In general, it is recommended to use an antiseptic soap (like chlorhexidine gluconate), in settings in which it is available and affordable. Nevertheless, as a meta-analysis of nine studies (seven RCTs and two observational studies) that analysed this premise showed, it has not been proved that an antiseptic soap reduces significantly the SSI incidence when compared to plain soap.
Three observational studies assessed whether preoperative bathing with chlorhexidine gluconate-impregnated cloths was more effective than using only an antiseptic soap. They showed with just very low quality evidence that using chlorhexidine gluconate cloths was associated with a decrease in SSI compared with no bathing.
This measure consists in surgical hand preparation either by scrubbing with suitable antimicrobial soap and water or using an alcohol-based hand rub (ABHR) before wearing sterile gloves.
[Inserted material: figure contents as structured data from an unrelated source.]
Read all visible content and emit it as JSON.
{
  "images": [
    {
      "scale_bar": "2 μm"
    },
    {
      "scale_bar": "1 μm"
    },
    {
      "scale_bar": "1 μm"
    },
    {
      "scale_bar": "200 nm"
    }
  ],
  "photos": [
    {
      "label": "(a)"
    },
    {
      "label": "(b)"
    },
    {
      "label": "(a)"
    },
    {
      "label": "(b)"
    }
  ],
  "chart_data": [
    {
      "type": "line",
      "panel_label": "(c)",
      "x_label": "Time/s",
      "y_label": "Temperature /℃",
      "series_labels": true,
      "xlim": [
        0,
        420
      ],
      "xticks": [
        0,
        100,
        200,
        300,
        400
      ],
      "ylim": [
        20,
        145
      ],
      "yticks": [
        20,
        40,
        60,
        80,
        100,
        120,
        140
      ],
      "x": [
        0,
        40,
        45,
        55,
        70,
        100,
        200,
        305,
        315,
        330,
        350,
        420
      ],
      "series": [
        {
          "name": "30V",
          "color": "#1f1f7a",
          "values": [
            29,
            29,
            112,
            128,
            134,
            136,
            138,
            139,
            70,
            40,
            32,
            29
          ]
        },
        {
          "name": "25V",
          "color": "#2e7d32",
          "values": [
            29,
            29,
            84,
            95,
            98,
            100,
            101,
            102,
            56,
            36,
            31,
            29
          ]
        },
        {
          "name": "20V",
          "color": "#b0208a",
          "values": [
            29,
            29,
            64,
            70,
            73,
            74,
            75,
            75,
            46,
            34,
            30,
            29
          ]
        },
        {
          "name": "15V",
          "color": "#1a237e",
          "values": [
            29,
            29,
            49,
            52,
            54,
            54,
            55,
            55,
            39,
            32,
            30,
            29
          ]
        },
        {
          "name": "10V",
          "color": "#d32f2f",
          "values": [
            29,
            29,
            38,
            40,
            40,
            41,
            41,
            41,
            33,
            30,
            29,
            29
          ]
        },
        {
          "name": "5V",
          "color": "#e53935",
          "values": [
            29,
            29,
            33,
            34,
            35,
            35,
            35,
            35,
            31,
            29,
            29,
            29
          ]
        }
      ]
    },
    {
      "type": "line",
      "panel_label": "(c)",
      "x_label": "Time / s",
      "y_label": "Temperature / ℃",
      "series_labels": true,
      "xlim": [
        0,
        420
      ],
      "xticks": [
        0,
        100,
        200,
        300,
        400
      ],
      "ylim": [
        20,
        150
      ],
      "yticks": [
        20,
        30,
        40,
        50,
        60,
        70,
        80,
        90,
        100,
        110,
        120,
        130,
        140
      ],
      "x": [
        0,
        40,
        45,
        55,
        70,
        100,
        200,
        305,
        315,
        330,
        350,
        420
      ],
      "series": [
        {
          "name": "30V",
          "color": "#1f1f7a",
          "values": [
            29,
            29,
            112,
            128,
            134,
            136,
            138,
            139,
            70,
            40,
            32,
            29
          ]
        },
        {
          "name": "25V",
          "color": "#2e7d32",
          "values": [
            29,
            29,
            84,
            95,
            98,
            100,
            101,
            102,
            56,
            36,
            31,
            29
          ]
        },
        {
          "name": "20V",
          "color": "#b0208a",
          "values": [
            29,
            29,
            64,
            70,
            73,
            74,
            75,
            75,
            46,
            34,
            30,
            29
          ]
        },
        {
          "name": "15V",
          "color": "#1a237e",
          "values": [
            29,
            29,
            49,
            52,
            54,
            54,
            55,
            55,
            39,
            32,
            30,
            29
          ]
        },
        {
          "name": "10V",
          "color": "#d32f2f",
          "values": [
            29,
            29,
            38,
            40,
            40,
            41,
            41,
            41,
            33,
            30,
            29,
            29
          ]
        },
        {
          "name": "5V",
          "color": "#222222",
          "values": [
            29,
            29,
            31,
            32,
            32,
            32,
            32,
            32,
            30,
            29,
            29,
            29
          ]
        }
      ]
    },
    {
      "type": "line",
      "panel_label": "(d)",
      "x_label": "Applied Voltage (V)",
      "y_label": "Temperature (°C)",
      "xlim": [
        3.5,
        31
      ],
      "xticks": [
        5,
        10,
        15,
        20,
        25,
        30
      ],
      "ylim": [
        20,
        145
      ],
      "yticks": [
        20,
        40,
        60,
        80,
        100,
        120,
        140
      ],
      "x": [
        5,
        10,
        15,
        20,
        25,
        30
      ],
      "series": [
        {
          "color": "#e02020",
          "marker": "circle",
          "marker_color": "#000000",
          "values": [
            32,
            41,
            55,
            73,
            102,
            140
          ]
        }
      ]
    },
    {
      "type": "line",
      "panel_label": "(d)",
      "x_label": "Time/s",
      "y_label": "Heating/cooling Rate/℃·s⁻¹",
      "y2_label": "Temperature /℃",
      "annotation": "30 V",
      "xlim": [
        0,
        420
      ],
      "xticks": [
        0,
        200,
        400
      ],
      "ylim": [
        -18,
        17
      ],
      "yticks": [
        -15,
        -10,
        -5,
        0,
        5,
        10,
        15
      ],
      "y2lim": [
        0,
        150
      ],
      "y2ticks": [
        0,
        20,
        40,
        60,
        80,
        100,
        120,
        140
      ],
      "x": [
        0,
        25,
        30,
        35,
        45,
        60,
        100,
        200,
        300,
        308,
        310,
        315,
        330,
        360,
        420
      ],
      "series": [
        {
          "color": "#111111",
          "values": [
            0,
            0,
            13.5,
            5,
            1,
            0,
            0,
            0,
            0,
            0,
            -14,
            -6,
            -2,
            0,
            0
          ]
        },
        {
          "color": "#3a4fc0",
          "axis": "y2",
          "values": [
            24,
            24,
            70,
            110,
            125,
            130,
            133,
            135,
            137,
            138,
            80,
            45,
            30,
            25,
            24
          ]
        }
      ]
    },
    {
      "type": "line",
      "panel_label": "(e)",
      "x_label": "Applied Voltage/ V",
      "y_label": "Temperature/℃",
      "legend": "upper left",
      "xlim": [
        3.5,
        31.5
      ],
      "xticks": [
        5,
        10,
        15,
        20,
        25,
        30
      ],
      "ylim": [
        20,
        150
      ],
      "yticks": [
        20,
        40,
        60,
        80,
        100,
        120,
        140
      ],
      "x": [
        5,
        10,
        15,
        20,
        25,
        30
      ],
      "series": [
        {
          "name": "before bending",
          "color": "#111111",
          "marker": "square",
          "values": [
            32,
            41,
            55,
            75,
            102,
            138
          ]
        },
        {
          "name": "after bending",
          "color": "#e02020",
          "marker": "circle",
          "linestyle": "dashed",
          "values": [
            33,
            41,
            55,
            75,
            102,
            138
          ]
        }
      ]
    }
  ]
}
Surgical hand washing is vitally important to ensure the least possible contamination of the surgical field. So it is a strong recommendation with moderate quality of evidence.
This preventive action is probably the one that has changed the most in recent years. Traditionally, importance has been given to use a scrub brush to friction the skin. However, this practice is currently discouraged because of the skin lesions it causes, and it is only recommended to use it to wash the nails for the first time in the day, or when they are visibly dirty. Alternatively, it is proposed to use a soapy sponge or just the friction made by rubbing hands with an ABHR. When comparing the effect of both different washing techniques, no significant differences have been found between hand rubbing and hand scrubbing in reducing SSI incidence.